Thursday, April 12, 2012

Wrigley Field a battleground, but that’s not really new politically-speaking

I have found it amusing in recent weeks to hear the political rhetoric related to Wrigley Field.

Government officials want to help the Chicago Cubs with the overhaul of their 98-year-old building that would be required for the ball club to keep playing there for another few decades.

Will a renovated Wrigley resemble this by much?

YET NOBODY WANTS to appear to be helping.

Which is why we get the rhetoric from Mayor Rahm Emanuel such as, “I will not put my money in their field so they can take their money and invest around the field.”

Implying that the real money to be made is not by operating a ball club and staging ball games, but instead running the taverns and souvenir shops that peddle to the people who feel compelled to watch a ball game live – instead of on television.

Part of what I find funny about that line is Emanuel’s description of “my” money, when it is really city taxpayer dollars at work. Emanuel may be the chief executive of Chicago city government, but he works for us.

EMANUEL: Fighting for No. Side like ...
BUT WHAT I really find amusing is the fact that certain things never really change.

Because getting government involved in sports is really more about government than sports. The Cubs are having to do business with our government, just like any other entity.

Only the Cubs, like any other sports franchise, has a certain cachet they can feed off of. There are people who would be very ticked off if the ball club were not to continue to stage its games at Clark and Addison streets as they have every year since 1916.

They would be more than willing to take it out on Emanuel come 2015, or any year in the future that he were to try to run for another political post; just in case there is any truth to the rumor mill that has Emanuel seeking the Democratic nomination for U.S. president in ’16 – which is more likely to be the year that Wrigley Field reaches its 100th anniversary without having a single winning World Series team.

WASHINGTON: ... fought for Sout' Side.
EMANUEL KNOWS THAT fact, too. He may not care much personally for baseball. But he knows that being perceived as the North Side mayor who let the North Side’s baseball club of choice get away would condemn him politically.

It was the same back in the mid-1980s when it became obvious that Comiskey Park (opened in 1910, and never as well-maintained as Wrigley Field) was seeing its final days.

If the ball club had had its wishes, the Chicago White Sox would be the team of DuPage County, or just about any location other than 35th Street and Shields Avenue.

But that was where the political people of Chicago wanted the team to stay (Cubs to the north, Sox to the south, Bears in Soldier Field and the Bulls/Blackhawks combo on Madison Street).

THEN-MAYOR HAROLD Washington was just as South Side-oriented as Emanuel is to the North Side.
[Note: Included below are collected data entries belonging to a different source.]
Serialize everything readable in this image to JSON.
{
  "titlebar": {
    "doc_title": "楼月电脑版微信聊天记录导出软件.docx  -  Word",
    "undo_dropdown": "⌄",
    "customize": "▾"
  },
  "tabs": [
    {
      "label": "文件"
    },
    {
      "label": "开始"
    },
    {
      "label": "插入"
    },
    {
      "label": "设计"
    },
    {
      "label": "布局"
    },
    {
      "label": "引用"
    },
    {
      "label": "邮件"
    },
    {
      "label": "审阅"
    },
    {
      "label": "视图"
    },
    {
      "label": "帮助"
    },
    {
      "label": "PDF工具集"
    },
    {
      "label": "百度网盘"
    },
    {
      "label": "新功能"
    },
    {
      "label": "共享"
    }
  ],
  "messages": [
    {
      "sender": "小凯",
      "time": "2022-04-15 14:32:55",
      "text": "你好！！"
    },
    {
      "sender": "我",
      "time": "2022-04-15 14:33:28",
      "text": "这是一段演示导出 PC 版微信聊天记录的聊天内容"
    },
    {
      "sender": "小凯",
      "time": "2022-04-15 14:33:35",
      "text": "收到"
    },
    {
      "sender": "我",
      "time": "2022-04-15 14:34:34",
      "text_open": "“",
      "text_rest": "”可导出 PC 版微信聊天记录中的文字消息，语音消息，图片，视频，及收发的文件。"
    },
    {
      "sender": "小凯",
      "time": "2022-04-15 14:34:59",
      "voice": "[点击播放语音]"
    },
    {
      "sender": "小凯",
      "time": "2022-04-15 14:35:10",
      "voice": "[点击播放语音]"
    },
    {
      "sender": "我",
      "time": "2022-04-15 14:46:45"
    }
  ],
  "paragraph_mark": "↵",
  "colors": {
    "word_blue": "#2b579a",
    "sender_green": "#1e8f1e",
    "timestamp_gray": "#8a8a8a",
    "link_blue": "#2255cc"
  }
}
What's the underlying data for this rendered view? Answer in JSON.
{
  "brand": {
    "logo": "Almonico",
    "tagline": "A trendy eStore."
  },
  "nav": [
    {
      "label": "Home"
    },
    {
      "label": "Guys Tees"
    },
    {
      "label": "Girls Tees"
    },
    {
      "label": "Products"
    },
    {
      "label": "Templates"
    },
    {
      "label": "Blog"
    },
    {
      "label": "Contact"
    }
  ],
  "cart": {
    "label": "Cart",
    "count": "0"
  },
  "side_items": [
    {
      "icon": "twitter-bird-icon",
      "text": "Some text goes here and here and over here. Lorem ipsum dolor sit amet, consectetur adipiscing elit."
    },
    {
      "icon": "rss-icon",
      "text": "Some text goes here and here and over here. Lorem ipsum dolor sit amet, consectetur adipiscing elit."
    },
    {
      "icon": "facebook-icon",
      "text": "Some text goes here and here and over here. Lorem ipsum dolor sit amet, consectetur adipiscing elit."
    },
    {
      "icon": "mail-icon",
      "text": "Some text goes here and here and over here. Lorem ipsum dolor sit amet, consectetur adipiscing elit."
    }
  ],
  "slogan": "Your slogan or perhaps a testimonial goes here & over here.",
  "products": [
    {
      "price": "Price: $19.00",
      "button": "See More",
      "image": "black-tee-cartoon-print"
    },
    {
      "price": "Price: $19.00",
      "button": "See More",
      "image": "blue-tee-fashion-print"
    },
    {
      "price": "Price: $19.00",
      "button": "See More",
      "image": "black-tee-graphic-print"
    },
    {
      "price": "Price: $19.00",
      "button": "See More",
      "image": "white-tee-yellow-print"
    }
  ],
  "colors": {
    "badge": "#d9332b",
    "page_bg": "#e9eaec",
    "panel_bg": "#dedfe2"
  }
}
The Hyde Park resident knew that the Sox couldn’t be allowed to leave the city.

I’m sure he also knew that if they did leave, he’d be the one who got the blame from his critics – including the descendants of the South Side Irish who were always looking for something, anything, to blame on him.

He was the one who ensured that talk of a new stadium centered around the lots located across the street from the old ball park – whose eventual price tag of about $160 million is about one-third of the estimated $500 million renovation cost for Wrigley.

Even though the city’s finances were such that they didn’t have the money to think of constructing such a facility themselves, it was Washington who made sure that state officials (including then-Gov. James R. Thompson) didn’t think of trying to shift the team to a new Chicago-area location.

How will a Wrigley political fight compare to the Battle to replace Comiskey, circa '88?

WHICH MIGHT HAVE actually made it an easier sell politically across the state – particularly to those rural political people who root for the St. Louis Cardinals, cared less about the South Side, and would have taken a perverse pleasure in turning the White Sox into the equivalent of the St. Louis Browns – and eliminating Chicago’s baseball status as a two-team town.

Somehow, I have a feeling we’re not going to get the drama of ’88 – when the White Sox political battle came down to the final seconds in the Illinois House and where some political whiners still insist that the deadline for approving a deal was blown.

Any deal to renovate Wrigley Field to ensure that the grandstand and its upper deck don’t come tumbling down on the fans in the middle of a Cubs/Houston Astros game will likely get rammed through with Emanuel’s “unique” brand of “political diplomacy.” He’s already going around saying a deal is in its “final stages,” despite disagreements elsewhere about that characterization.

Then again, such a moment might be preferable in the sense that it would put those fans out of their misery of watching such dreadful-quality baseball. Although maybe we could arrange for politicians to be attending that ballgame. In which case, we’d be doing society a favor.